Since 2015, four investigation groups have decided to join efforts to study in a multidisciplinar project the protein Transportin 3, involved in the HIV infection and in a rare muscular disease (LGMD1F). The investigation project is called “Study of the Transportin 3 deficit. A common way in the treatment of LGMD1F muscular dystrophy and the infection by HIV”
The Alliance is leadered by Juan Jesús Vílchez Padilla, chief of the Neurology Service of La Fe Hospital of Valencia, Ramon Martí Seves, researcher of the neuromuscular and mitochondrial pathology Laboratory of the Vall d’Hebron Research Institute of Barcelona, Rubén Artero, researcher of the Translation Genomic Laboratory of the Sanitary Investigation Institute INCLIVA in the University of Valencia and José Alcamí chief of the AIDS Immunopathology Unit of the Health Institute Carlos III.

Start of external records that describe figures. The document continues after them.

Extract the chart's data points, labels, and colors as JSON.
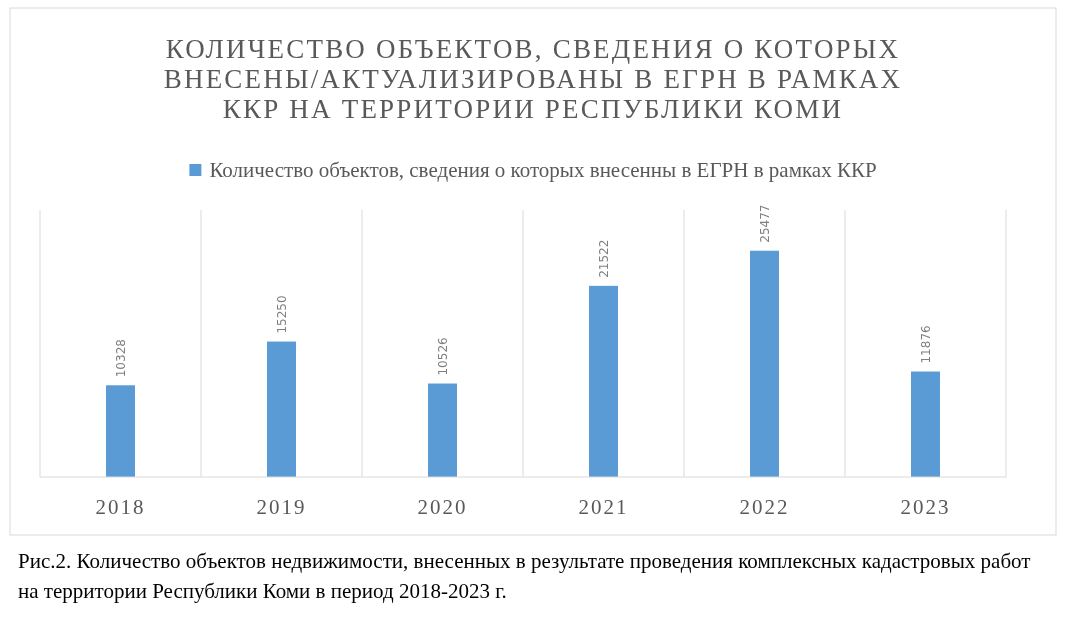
{
  "chart_data": {
    "type": "bar",
    "title": "КОЛИЧЕСТВО ОБЪЕКТОВ, СВЕДЕНИЯ О КОТОРЫХ ВНЕСЕНЫ/АКТУАЛИЗИРОВАНЫ В ЕГРН В РАМКАХ ККР НА ТЕРРИТОРИИ РЕСПУБЛИКИ КОМИ",
    "categories": [
      "2018",
      "2019",
      "2020",
      "2021",
      "2022",
      "2023"
    ],
    "series": [
      {
        "name": "Количество объектов, сведения о которых внесенны в ЕГРН в рамках ККР",
        "color": "#5b9bd5",
        "values": [
          10328,
          15250,
          10526,
          21522,
          25477,
          11876
        ]
      }
    ],
    "data_labels": true,
    "grid": "x",
    "legend": "top",
    "annotations": [
      "Рис.2. Количество объектов недвижимости, внесенных в результате проведения комплексных кадастровых работ на территории Республики Коми в период 2018-2023 г."
    ]
  }
}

During 2017, Dr. Rafael Vázquez – Health Research Institute La Fe, Valencia, joined the team tp study the application of the CRISPR gene editing system to try to restore the function of the transportin 3.
The fact that the Transportin 3 gene (TNPO3), an importin involved in the transport of factors to the cell nucleus and in the infection by the AIDS virus, is the cause of the limb-girdle 1F type myopathy has opened this multidisciplinary investigation line that through the study of the molecular mechanisms by which this disease causes TNPO3 aims to open lines that allow both therapeutic treatment of myopathy LGMD1F and developing a new class of antiretroviral.
The groups of Vílchez and Martí evidenced that this disease is due to a microdeletion in the TNPO3 gene which generates an abnormal protein with a 15 amino acids extension. The pathophysiological mechanism by which this defect originates the myopathy is still unknown. In the laboratory of Alcamí it has been demonstrated not only the resistance to the infection in lymphocytes of patients with LGMD1F but also that the mutant protein is associated to the normal variant and blocks its function, which aggravates the impact of the defect which is produced in a single copy of the gene.
“It is a unique occasion” indicates Alcamí, because we are in front of the second genetic defect described – the first is the delta32 deletion in the CCR5 receptor of the HIV – that blocks the infection by HIV. By one side the cells of these patients allow us to study and understand an essential step in the infective cycle of the HIV which is bad known yet, and by the other side, we can use the HIV as a tool that allows us understand the molecular mechanism involved in the limb-girdle myopathy LGMD1F type”.